Direct laser scribing of AgNPs@RGO biochip as a reusable SERS sensor for DNA detection

Abstract

The combination of surface-enhanced Raman spectroscopy (SERS) technology with microfluidics makes it possible to diagnose genetic disease through label-free on-chip DNA detection. However, open problems including the integration of SERS substrate with microfluidic devices, controllable trapping and releasing of target molecules are still challenging. Here we demonstrate a facile laser scribing method to fabricate silver nanoparticles (AgNPs) and graphene oxide (GO) based biochips as a reusable SERS sensor for DNA detection.
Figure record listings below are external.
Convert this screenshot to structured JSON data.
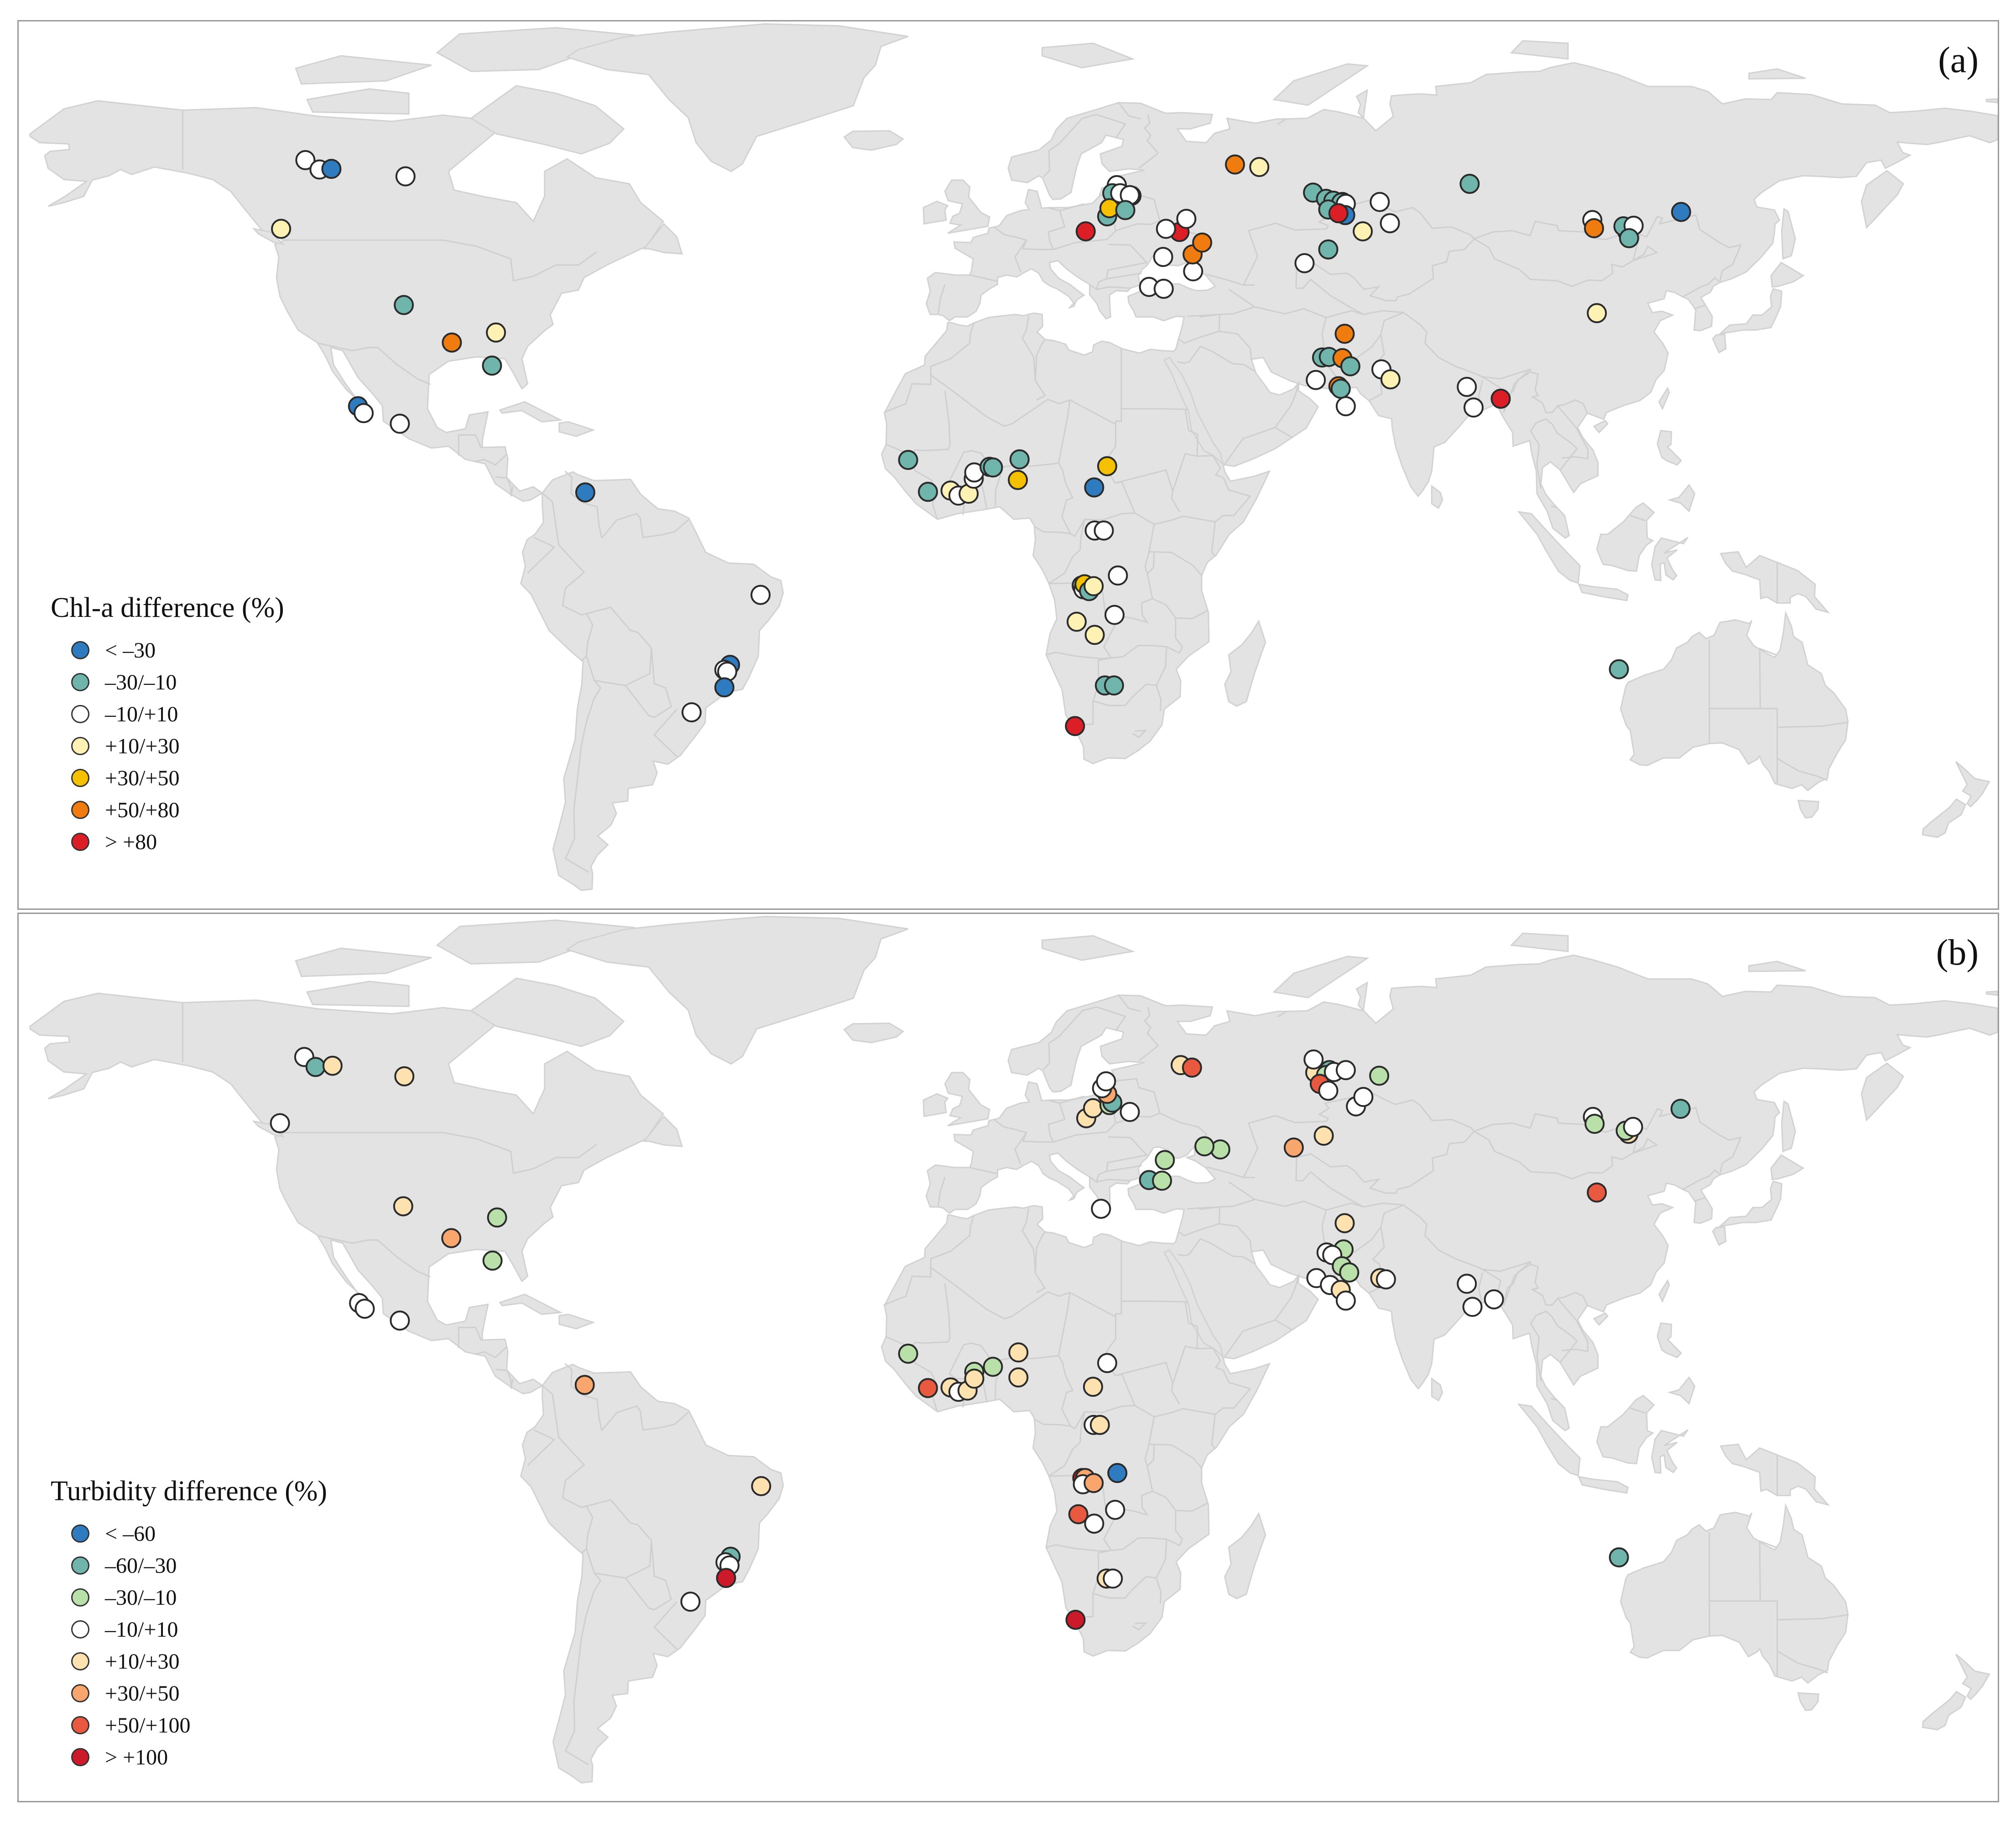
{
  "panels": [
    {
      "label": "(a)",
      "legend_title": "Chl-a difference (%)",
      "classes": [
        {
          "label": "< –30",
          "color": "#2f7bbf"
        },
        {
          "label": "–30/–10",
          "color": "#6fb5ab"
        },
        {
          "label": "–10/+10",
          "color": "#ffffff"
        },
        {
          "label": "+10/+30",
          "color": "#fdf2b3"
        },
        {
          "label": "+30/+50",
          "color": "#f5c000"
        },
        {
          "label": "+50/+80",
          "color": "#f07c10"
        },
        {
          "label": "> +80",
          "color": "#dc1f26"
        }
      ],
      "sites": [
        {
          "lon": -119.3,
          "lat": 61.8,
          "c": 2
        },
        {
          "lon": -116.8,
          "lat": 60.3,
          "c": 2
        },
        {
          "lon": -114.7,
          "lat": 60.4,
          "c": 0
        },
        {
          "lon": -101.6,
          "lat": 59.2,
          "c": 2
        },
        {
          "lon": -123.6,
          "lat": 50.8,
          "c": 3
        },
        {
          "lon": -101.9,
          "lat": 38.6,
          "c": 1
        },
        {
          "lon": -93.4,
          "lat": 32.6,
          "c": 5
        },
        {
          "lon": -85.6,
          "lat": 34.2,
          "c": 3
        },
        {
          "lon": -86.3,
          "lat": 28.9,
          "c": 1
        },
        {
          "lon": -110.0,
          "lat": 22.4,
          "c": 0
        },
        {
          "lon": -109.0,
          "lat": 21.3,
          "c": 2
        },
        {
          "lon": -102.6,
          "lat": 19.6,
          "c": 2
        },
        {
          "lon": -69.8,
          "lat": 8.6,
          "c": 0
        },
        {
          "lon": -38.8,
          "lat": -7.8,
          "c": 2
        },
        {
          "lon": -44.2,
          "lat": -19.0,
          "c": 0
        },
        {
          "lon": -45.2,
          "lat": -19.8,
          "c": 2
        },
        {
          "lon": -44.7,
          "lat": -20.1,
          "c": 2
        },
        {
          "lon": -45.2,
          "lat": -22.6,
          "c": 0
        },
        {
          "lon": -51.0,
          "lat": -26.6,
          "c": 2
        },
        {
          "lon": -12.7,
          "lat": 13.8,
          "c": 1
        },
        {
          "lon": -9.2,
          "lat": 8.7,
          "c": 1
        },
        {
          "lon": -5.2,
          "lat": 8.9,
          "c": 3
        },
        {
          "lon": -3.8,
          "lat": 8.1,
          "c": 2
        },
        {
          "lon": -2.0,
          "lat": 8.4,
          "c": 3
        },
        {
          "lon": -1.1,
          "lat": 10.8,
          "c": 2
        },
        {
          "lon": -1.0,
          "lat": 11.8,
          "c": 2
        },
        {
          "lon": 1.7,
          "lat": 12.7,
          "c": 1
        },
        {
          "lon": 2.3,
          "lat": 12.6,
          "c": 1
        },
        {
          "lon": 7.0,
          "lat": 13.9,
          "c": 1
        },
        {
          "lon": 6.7,
          "lat": 10.6,
          "c": 4
        },
        {
          "lon": 20.2,
          "lat": 9.4,
          "c": 0
        },
        {
          "lon": 22.5,
          "lat": 12.8,
          "c": 4
        },
        {
          "lon": 20.3,
          "lat": 2.5,
          "c": 2
        },
        {
          "lon": 21.9,
          "lat": 2.5,
          "c": 2
        },
        {
          "lon": 24.4,
          "lat": -4.7,
          "c": 2
        },
        {
          "lon": 18.0,
          "lat": -6.3,
          "c": 1
        },
        {
          "lon": 18.3,
          "lat": -6.9,
          "c": 2
        },
        {
          "lon": 18.5,
          "lat": -6.1,
          "c": 4
        },
        {
          "lon": 19.3,
          "lat": -7.2,
          "c": 1
        },
        {
          "lon": 20.1,
          "lat": -6.4,
          "c": 3
        },
        {
          "lon": 17.1,
          "lat": -12.1,
          "c": 3
        },
        {
          "lon": 20.3,
          "lat": -14.2,
          "c": 3
        },
        {
          "lon": 23.8,
          "lat": -11.0,
          "c": 2
        },
        {
          "lon": 22.1,
          "lat": -22.3,
          "c": 1
        },
        {
          "lon": 23.7,
          "lat": -22.3,
          "c": 1
        },
        {
          "lon": 16.8,
          "lat": -28.8,
          "c": 6
        },
        {
          "lon": 29.9,
          "lat": 41.5,
          "c": 2
        },
        {
          "lon": 32.5,
          "lat": 41.2,
          "c": 2
        },
        {
          "lon": 32.4,
          "lat": 46.3,
          "c": 2
        },
        {
          "lon": 37.7,
          "lat": 44.0,
          "c": 2
        },
        {
          "lon": 37.6,
          "lat": 46.7,
          "c": 5
        },
        {
          "lon": 35.3,
          "lat": 50.3,
          "c": 6
        },
        {
          "lon": 24.2,
          "lat": 57.8,
          "c": 2
        },
        {
          "lon": 23.4,
          "lat": 56.5,
          "c": 1
        },
        {
          "lon": 24.8,
          "lat": 56.5,
          "c": 2
        },
        {
          "lon": 26.8,
          "lat": 56.1,
          "c": 1
        },
        {
          "lon": 26.5,
          "lat": 56.2,
          "c": 2
        },
        {
          "lon": 22.5,
          "lat": 52.8,
          "c": 1
        },
        {
          "lon": 22.9,
          "lat": 54.1,
          "c": 4
        },
        {
          "lon": 18.7,
          "lat": 50.4,
          "c": 6
        },
        {
          "lon": 25.7,
          "lat": 53.8,
          "c": 1
        },
        {
          "lon": 45.1,
          "lat": 61.1,
          "c": 5
        },
        {
          "lon": 49.4,
          "lat": 60.7,
          "c": 3
        },
        {
          "lon": 39.3,
          "lat": 48.6,
          "c": 5
        },
        {
          "lon": 32.9,
          "lat": 50.8,
          "c": 2
        },
        {
          "lon": 36.5,
          "lat": 52.4,
          "c": 2
        },
        {
          "lon": 58.9,
          "lat": 56.6,
          "c": 1
        },
        {
          "lon": 61.2,
          "lat": 55.6,
          "c": 1
        },
        {
          "lon": 62.5,
          "lat": 55.3,
          "c": 1
        },
        {
          "lon": 64.1,
          "lat": 55.1,
          "c": 4
        },
        {
          "lon": 63.9,
          "lat": 55.0,
          "c": 1
        },
        {
          "lon": 64.7,
          "lat": 54.8,
          "c": 2
        },
        {
          "lon": 64.6,
          "lat": 53.0,
          "c": 0
        },
        {
          "lon": 61.6,
          "lat": 53.9,
          "c": 1
        },
        {
          "lon": 63.4,
          "lat": 53.3,
          "c": 6
        },
        {
          "lon": 70.7,
          "lat": 55.1,
          "c": 2
        },
        {
          "lon": 72.5,
          "lat": 51.7,
          "c": 2
        },
        {
          "lon": 67.7,
          "lat": 50.4,
          "c": 3
        },
        {
          "lon": 61.6,
          "lat": 47.5,
          "c": 1
        },
        {
          "lon": 57.4,
          "lat": 45.3,
          "c": 2
        },
        {
          "lon": 86.6,
          "lat": 58.0,
          "c": 1
        },
        {
          "lon": 64.5,
          "lat": 34.0,
          "c": 5
        },
        {
          "lon": 60.5,
          "lat": 30.2,
          "c": 1
        },
        {
          "lon": 61.7,
          "lat": 30.3,
          "c": 1
        },
        {
          "lon": 64.1,
          "lat": 30.1,
          "c": 5
        },
        {
          "lon": 65.5,
          "lat": 28.8,
          "c": 1
        },
        {
          "lon": 59.4,
          "lat": 26.6,
          "c": 2
        },
        {
          "lon": 63.4,
          "lat": 25.6,
          "c": 5
        },
        {
          "lon": 63.8,
          "lat": 25.2,
          "c": 1
        },
        {
          "lon": 64.7,
          "lat": 22.4,
          "c": 2
        },
        {
          "lon": 71.0,
          "lat": 28.3,
          "c": 2
        },
        {
          "lon": 72.6,
          "lat": 26.7,
          "c": 3
        },
        {
          "lon": 86.1,
          "lat": 25.5,
          "c": 2
        },
        {
          "lon": 87.3,
          "lat": 22.2,
          "c": 2
        },
        {
          "lon": 92.1,
          "lat": 23.6,
          "c": 6
        },
        {
          "lon": 108.3,
          "lat": 52.2,
          "c": 2
        },
        {
          "lon": 108.6,
          "lat": 50.9,
          "c": 5
        },
        {
          "lon": 114.5,
          "lat": 50.3,
          "c": 2
        },
        {
          "lon": 113.8,
          "lat": 51.2,
          "c": 1
        },
        {
          "lon": 115.6,
          "lat": 51.3,
          "c": 2
        },
        {
          "lon": 114.8,
          "lat": 49.3,
          "c": 1
        },
        {
          "lon": 124.0,
          "lat": 53.5,
          "c": 0
        },
        {
          "lon": 109.1,
          "lat": 37.3,
          "c": 3
        },
        {
          "lon": 113.0,
          "lat": -19.7,
          "c": 1
        }
      ]
    },
    {
      "label": "(b)",
      "legend_title": "Turbidity difference (%)",
      "classes": [
        {
          "label": "< –60",
          "color": "#2f7bbf"
        },
        {
          "label": "–60/–30",
          "color": "#6fb5ab"
        },
        {
          "label": "–30/–10",
          "color": "#b8e0a8"
        },
        {
          "label": "–10/+10",
          "color": "#ffffff"
        },
        {
          "label": "+10/+30",
          "color": "#fde2b0"
        },
        {
          "label": "+30/+50",
          "color": "#f9a66e"
        },
        {
          "label": "+50/+100",
          "color": "#e8593f"
        },
        {
          "label": "> +100",
          "color": "#cc1a2a"
        }
      ],
      "sites": [
        {
          "lon": -119.5,
          "lat": 61.1,
          "c": 3
        },
        {
          "lon": -117.5,
          "lat": 59.5,
          "c": 1
        },
        {
          "lon": -114.5,
          "lat": 59.7,
          "c": 4
        },
        {
          "lon": -101.8,
          "lat": 58.0,
          "c": 4
        },
        {
          "lon": -123.8,
          "lat": 50.5,
          "c": 3
        },
        {
          "lon": -102.0,
          "lat": 37.2,
          "c": 4
        },
        {
          "lon": -93.5,
          "lat": 32.1,
          "c": 5
        },
        {
          "lon": -85.4,
          "lat": 35.4,
          "c": 2
        },
        {
          "lon": -86.2,
          "lat": 28.5,
          "c": 2
        },
        {
          "lon": -109.8,
          "lat": 21.7,
          "c": 3
        },
        {
          "lon": -108.8,
          "lat": 20.8,
          "c": 3
        },
        {
          "lon": -102.6,
          "lat": 18.9,
          "c": 3
        },
        {
          "lon": -69.9,
          "lat": 8.6,
          "c": 5
        },
        {
          "lon": -38.7,
          "lat": -7.6,
          "c": 4
        },
        {
          "lon": -44.1,
          "lat": -18.9,
          "c": 1
        },
        {
          "lon": -45.0,
          "lat": -19.8,
          "c": 3
        },
        {
          "lon": -44.3,
          "lat": -20.3,
          "c": 3
        },
        {
          "lon": -44.9,
          "lat": -22.3,
          "c": 7
        },
        {
          "lon": -51.2,
          "lat": -26.1,
          "c": 3
        },
        {
          "lon": -12.7,
          "lat": 13.6,
          "c": 2
        },
        {
          "lon": -9.2,
          "lat": 8.1,
          "c": 6
        },
        {
          "lon": -5.2,
          "lat": 8.2,
          "c": 4
        },
        {
          "lon": -3.8,
          "lat": 7.5,
          "c": 3
        },
        {
          "lon": -2.2,
          "lat": 7.7,
          "c": 4
        },
        {
          "lon": -1.0,
          "lat": 10.7,
          "c": 2
        },
        {
          "lon": -1.0,
          "lat": 9.6,
          "c": 4
        },
        {
          "lon": 2.3,
          "lat": 11.5,
          "c": 2
        },
        {
          "lon": 6.8,
          "lat": 13.8,
          "c": 4
        },
        {
          "lon": 6.8,
          "lat": 9.8,
          "c": 4
        },
        {
          "lon": 20.0,
          "lat": 8.3,
          "c": 4
        },
        {
          "lon": 22.5,
          "lat": 12.1,
          "c": 3
        },
        {
          "lon": 20.1,
          "lat": 2.2,
          "c": 3
        },
        {
          "lon": 21.2,
          "lat": 2.2,
          "c": 4
        },
        {
          "lon": 24.3,
          "lat": -5.5,
          "c": 0
        },
        {
          "lon": 18.1,
          "lat": -6.3,
          "c": 7
        },
        {
          "lon": 18.6,
          "lat": -6.3,
          "c": 5
        },
        {
          "lon": 18.2,
          "lat": -7.3,
          "c": 3
        },
        {
          "lon": 20.1,
          "lat": -7.1,
          "c": 5
        },
        {
          "lon": 17.4,
          "lat": -12.1,
          "c": 6
        },
        {
          "lon": 20.2,
          "lat": -13.6,
          "c": 3
        },
        {
          "lon": 23.9,
          "lat": -11.4,
          "c": 3
        },
        {
          "lon": 22.4,
          "lat": -22.4,
          "c": 4
        },
        {
          "lon": 23.5,
          "lat": -22.4,
          "c": 3
        },
        {
          "lon": 16.9,
          "lat": -29.0,
          "c": 7
        },
        {
          "lon": 29.9,
          "lat": 41.4,
          "c": 1
        },
        {
          "lon": 32.2,
          "lat": 41.3,
          "c": 2
        },
        {
          "lon": 32.7,
          "lat": 44.6,
          "c": 2
        },
        {
          "lon": 21.4,
          "lat": 36.8,
          "c": 3
        },
        {
          "lon": 18.8,
          "lat": 51.3,
          "c": 4
        },
        {
          "lon": 20.0,
          "lat": 52.9,
          "c": 4
        },
        {
          "lon": 22.9,
          "lat": 53.4,
          "c": 2
        },
        {
          "lon": 23.4,
          "lat": 53.8,
          "c": 1
        },
        {
          "lon": 22.5,
          "lat": 55.2,
          "c": 5
        },
        {
          "lon": 21.6,
          "lat": 56.1,
          "c": 3
        },
        {
          "lon": 22.3,
          "lat": 57.2,
          "c": 3
        },
        {
          "lon": 26.5,
          "lat": 52.3,
          "c": 3
        },
        {
          "lon": 35.5,
          "lat": 59.8,
          "c": 4
        },
        {
          "lon": 37.5,
          "lat": 59.4,
          "c": 6
        },
        {
          "lon": 59.3,
          "lat": 58.6,
          "c": 4
        },
        {
          "lon": 59.0,
          "lat": 60.7,
          "c": 3
        },
        {
          "lon": 61.8,
          "lat": 59.0,
          "c": 1
        },
        {
          "lon": 61.2,
          "lat": 58.2,
          "c": 2
        },
        {
          "lon": 62.6,
          "lat": 58.7,
          "c": 3
        },
        {
          "lon": 64.7,
          "lat": 59.0,
          "c": 3
        },
        {
          "lon": 60.1,
          "lat": 56.8,
          "c": 6
        },
        {
          "lon": 61.6,
          "lat": 55.7,
          "c": 3
        },
        {
          "lon": 70.6,
          "lat": 58.1,
          "c": 2
        },
        {
          "lon": 66.5,
          "lat": 53.2,
          "c": 3
        },
        {
          "lon": 67.8,
          "lat": 54.7,
          "c": 3
        },
        {
          "lon": 60.8,
          "lat": 48.5,
          "c": 4
        },
        {
          "lon": 55.5,
          "lat": 46.6,
          "c": 5
        },
        {
          "lon": 42.5,
          "lat": 46.3,
          "c": 2
        },
        {
          "lon": 39.7,
          "lat": 46.8,
          "c": 2
        },
        {
          "lon": 64.5,
          "lat": 34.5,
          "c": 4
        },
        {
          "lon": 61.3,
          "lat": 29.8,
          "c": 3
        },
        {
          "lon": 64.3,
          "lat": 30.3,
          "c": 2
        },
        {
          "lon": 62.3,
          "lat": 29.4,
          "c": 3
        },
        {
          "lon": 64.0,
          "lat": 27.6,
          "c": 2
        },
        {
          "lon": 65.3,
          "lat": 26.6,
          "c": 2
        },
        {
          "lon": 59.5,
          "lat": 25.7,
          "c": 3
        },
        {
          "lon": 61.9,
          "lat": 24.6,
          "c": 3
        },
        {
          "lon": 63.8,
          "lat": 23.8,
          "c": 4
        },
        {
          "lon": 64.7,
          "lat": 22.1,
          "c": 3
        },
        {
          "lon": 70.8,
          "lat": 25.7,
          "c": 4
        },
        {
          "lon": 71.8,
          "lat": 25.5,
          "c": 3
        },
        {
          "lon": 86.1,
          "lat": 24.8,
          "c": 3
        },
        {
          "lon": 87.1,
          "lat": 21.1,
          "c": 3
        },
        {
          "lon": 90.9,
          "lat": 22.3,
          "c": 3
        },
        {
          "lon": 108.4,
          "lat": 51.5,
          "c": 3
        },
        {
          "lon": 108.7,
          "lat": 50.4,
          "c": 2
        },
        {
          "lon": 114.7,
          "lat": 48.8,
          "c": 4
        },
        {
          "lon": 114.2,
          "lat": 49.3,
          "c": 2
        },
        {
          "lon": 115.5,
          "lat": 49.9,
          "c": 3
        },
        {
          "lon": 123.9,
          "lat": 52.8,
          "c": 1
        },
        {
          "lon": 109.1,
          "lat": 39.4,
          "c": 6
        },
        {
          "lon": 113.0,
          "lat": -19.0,
          "c": 1
        }
      ]
    }
  ]
}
Programmable laser scribing of the AgNPs@GO composite film enables direct patterning of sensitive SERS channels that consist of graphene supported AgNPs by exfoliating the composites into hierarchical porous structures. Integrating the SERS-active patterns with a microfluidic chip forms a biochip for allowing SERS detection of DNA. The noncovalent interactions between DNA and graphene mediated controllable trapping and releasing of DNA sequences, enabling efficient on-chip SERS detection and the regeneration of the biochip. The simple, green and cost-effective fabrication of the SERS-active biochips reveals great potential for biomolecular sensing and genetic engineering applications.